Science briefs

Second Red Handfish population found

Photo of a Red Handfish Handfish

Divers from the Institute for Marine and Antarctic Studies in Tasmania and the citizen science project Reef Life Survey (RLS) have discovered a new population of what is believed to be the world’s rarest fish. Until early this year, only one population of Red Handfish (Thymichthys politus) was known to exist, comprising 20 to 40 individuals.

The newly discovered population also comprises an estimated 20 to 40 individuals and is several kilometres away from the previously known population in Frederick Henry Bay, off the south-east coast of Tasmania. Discovery of this new population means there is potentially a bigger gene pool for the species and a greater likelihood of the existence of other populations.

Each of the population sites covers just 50 metres by 20 metres – about the size of two tennis courts; the range of the handfish is limited by the fact it walks on the seafloor instead of swimming.

Management options are being developed for the new Red Handfish site.
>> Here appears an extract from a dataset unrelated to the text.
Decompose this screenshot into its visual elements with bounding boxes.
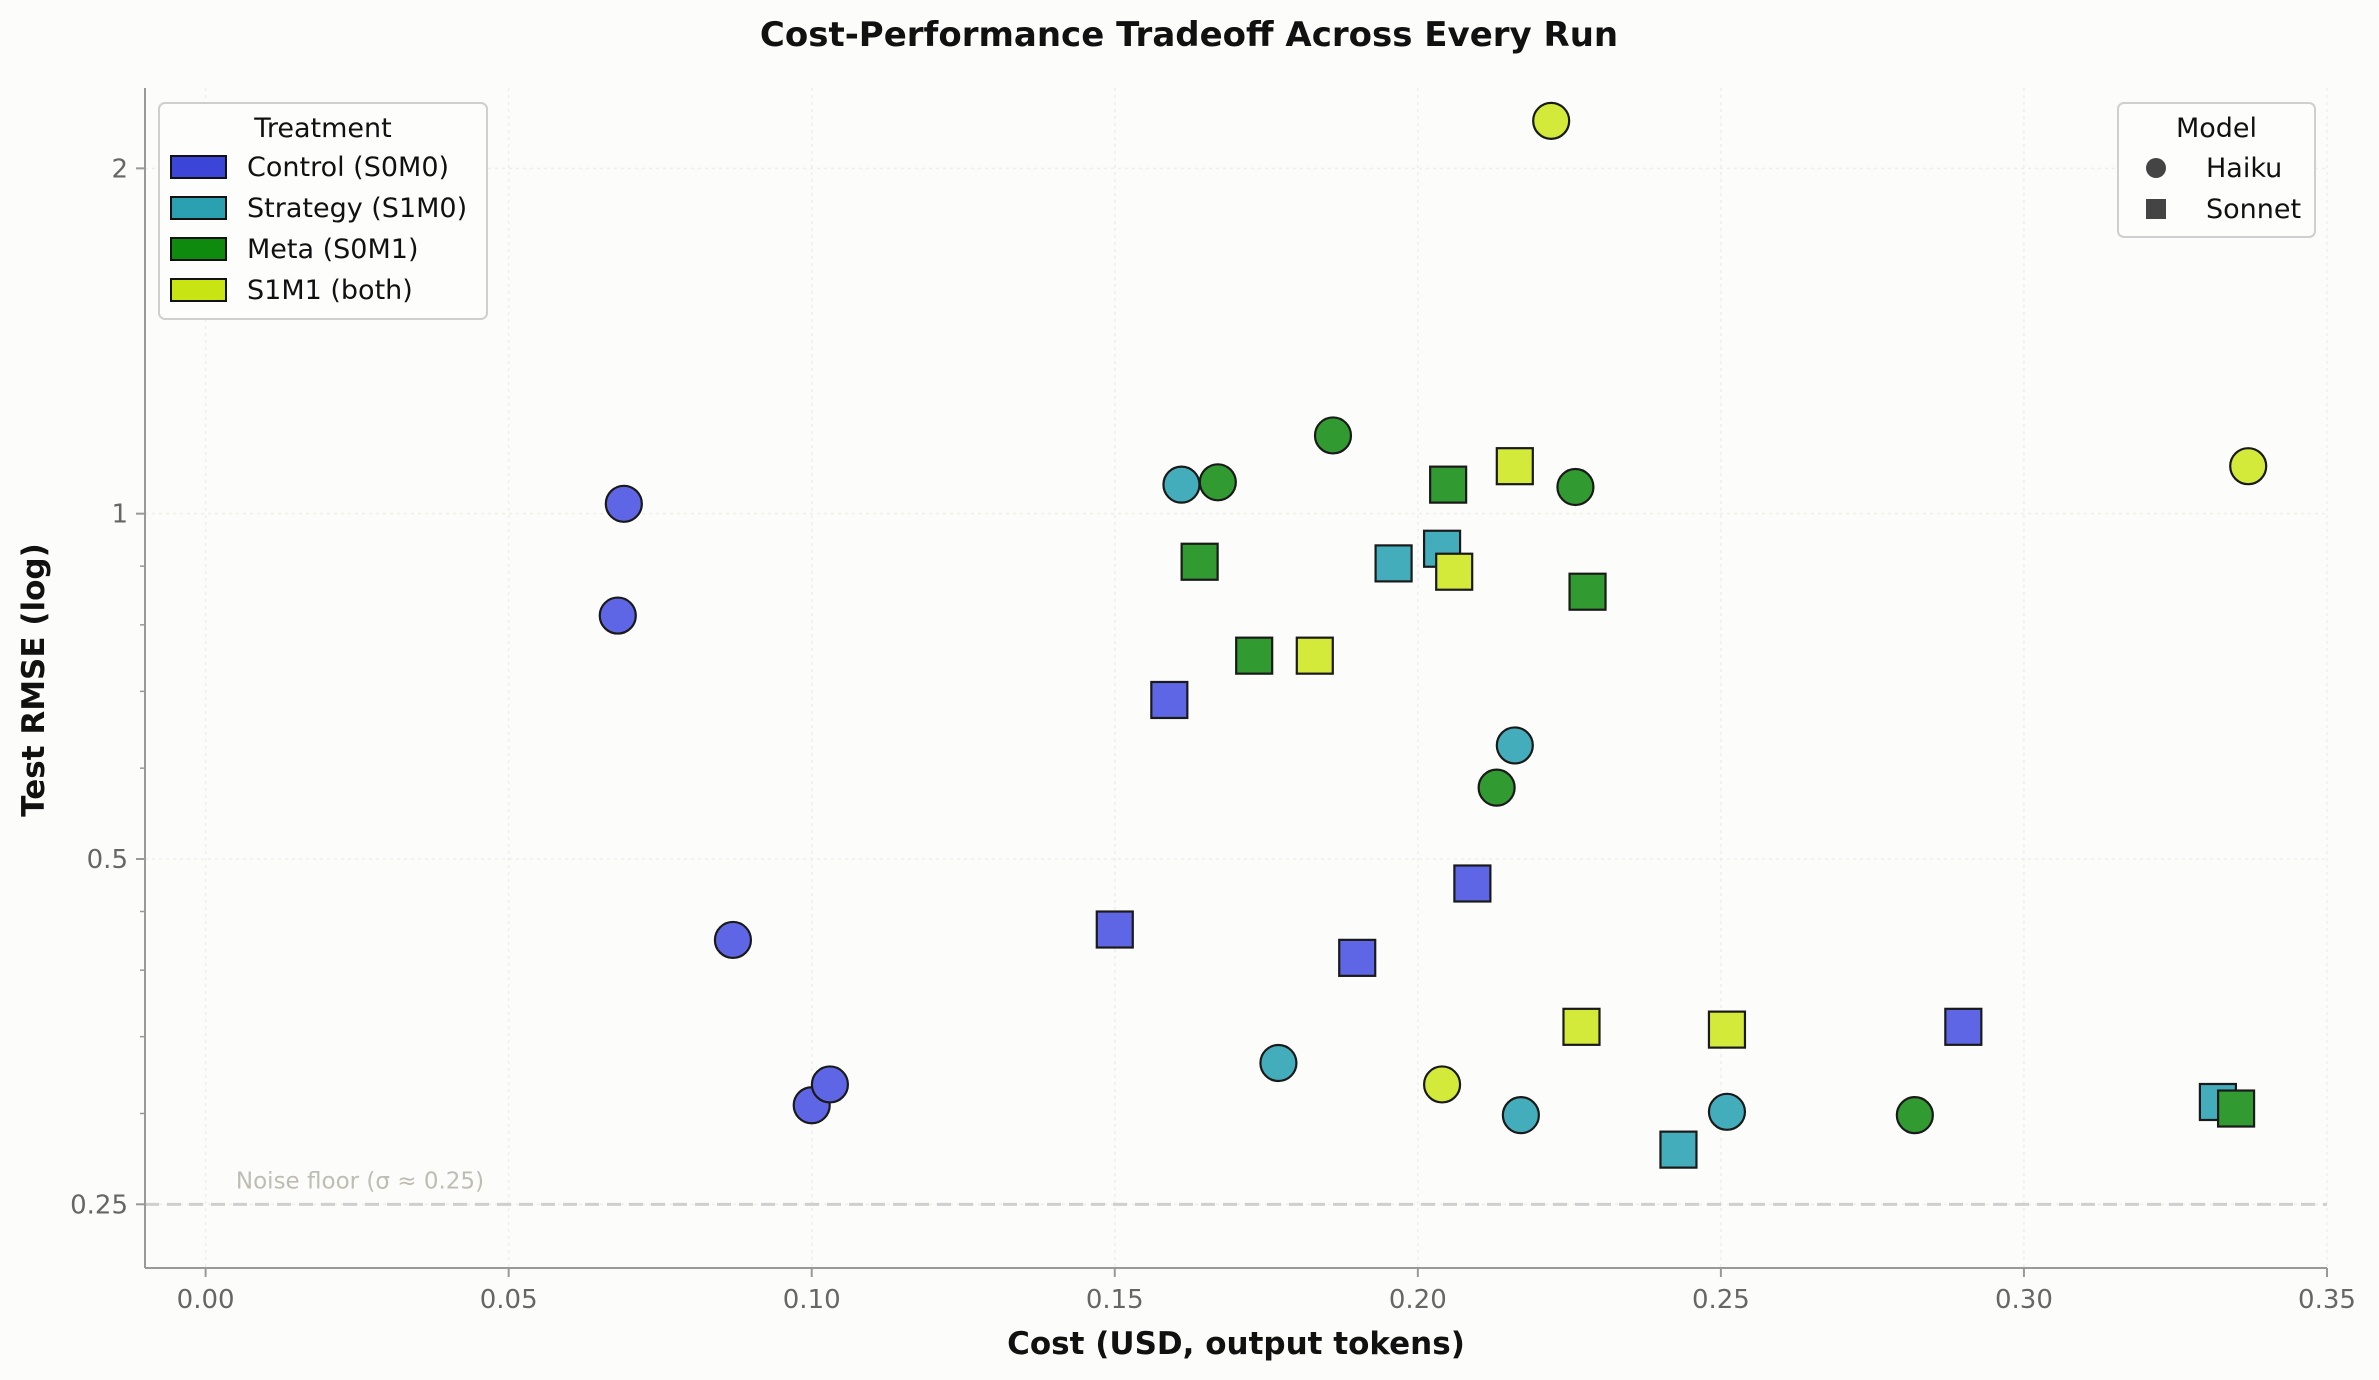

The handfish survey work is supported by NRM South and the Australian Government-funded National Environmental Science Programme Marine Biodiversity Hub.

More information:

Reef Life Survey

NRM South

National Environmental Science Programme

Plastic-eating organisms

Photo of crushed plastic bottles

Australian research investigating plastics in the marine environment has found that Antarctic krill, which are the foundation of the ocean’s food chain, can physically break down the microplastics they eat and excrete them back into the environment in a much smaller form.

Experiments at the Australian Antarctic Division’s krill aquarium were led by Griffith University’s Southern Ocean Persistent Organic Pollutants Program and published in Nature Communications in March.

Australian Antarctic Division krill ecologist and research co-author Dr So Kawaguchi says more information is needed to understand the implications of this new pathway for microplastics to interact with the ecosystem.

Meanwhile in the UK, scientists at the University of Portsmouth have engineered an enzyme that can digest and transform polyethylene terephthalate (PET), commonly used in plastic bottles, which otherwise persists for hundreds of years in the environment.

During their research to understand the workings and structure of PETase – a naturally occurring enzyme that digests PET – they inadvertently engineered an enzyme that is even better than the naturally occurring enzyme at degrading the plastic. Scientists are working on further improvements to allow the enzyme to be used industrially to break down plastics in a fraction of the time.

This research was led by teams at the University of Portsmouth and the US Department of Energy’s National Renewable Energy Laboratory and published in Proceedings of the National Academy of Sciences of the United States of America.

More information:

Marine Debris Tracker

Tracing lost gear

Logo of Ghost Gear Reporter app

Abandoned, lost or discarded fishing gear is a serious issue in our oceans. Although the exact volume of lost gear is not known, it is estimated 640,000 tonnes of commercial fishing gear disappears into the ocean each year.

Global Ghost Gear Initiative has developed the Ghost Gear Reporter app for smartphones to report the details and location of lost gear, much of which is found washed up on the shoreline or on the seabed. The app can be used to report:

  • fishing gear location;
  • activity being undertaken when ‘ghost’ gear was found;
  • details about the gear;
  • images of the gear; and
  • any wildlife that may be caught in the gear.

This information is passed to local conservation groups, which can recover the gear. The information also contributes to a global effort to study and better understand the issue (see 'Netting data to bury phantom fishing').

The Ghost Gear Reporter app is free to download for users of both Android and iOS.

Word Wise

Photo of a jellyfish'Natural' jellyfish have deadly potential.

Each issue we will try to clarify the meaning and use of some commonly misunderstood words in fisheries science, beginning with the basics.


An assumption is often made that ‘natural’ means good; it is used to denote the intrinsically healthy or beneficial qualities of a product or substance.

Conversely, ‘unnatural’ is used as a stand-in for harmful or unhealthy.

But what ‘natural’ actually means is that something exists in nature. Plenty of what exists in the natural world is harmful to human beings. Hemlock, arsenic and irukandji jellyfish are all naturally occurring; all have deadly potential.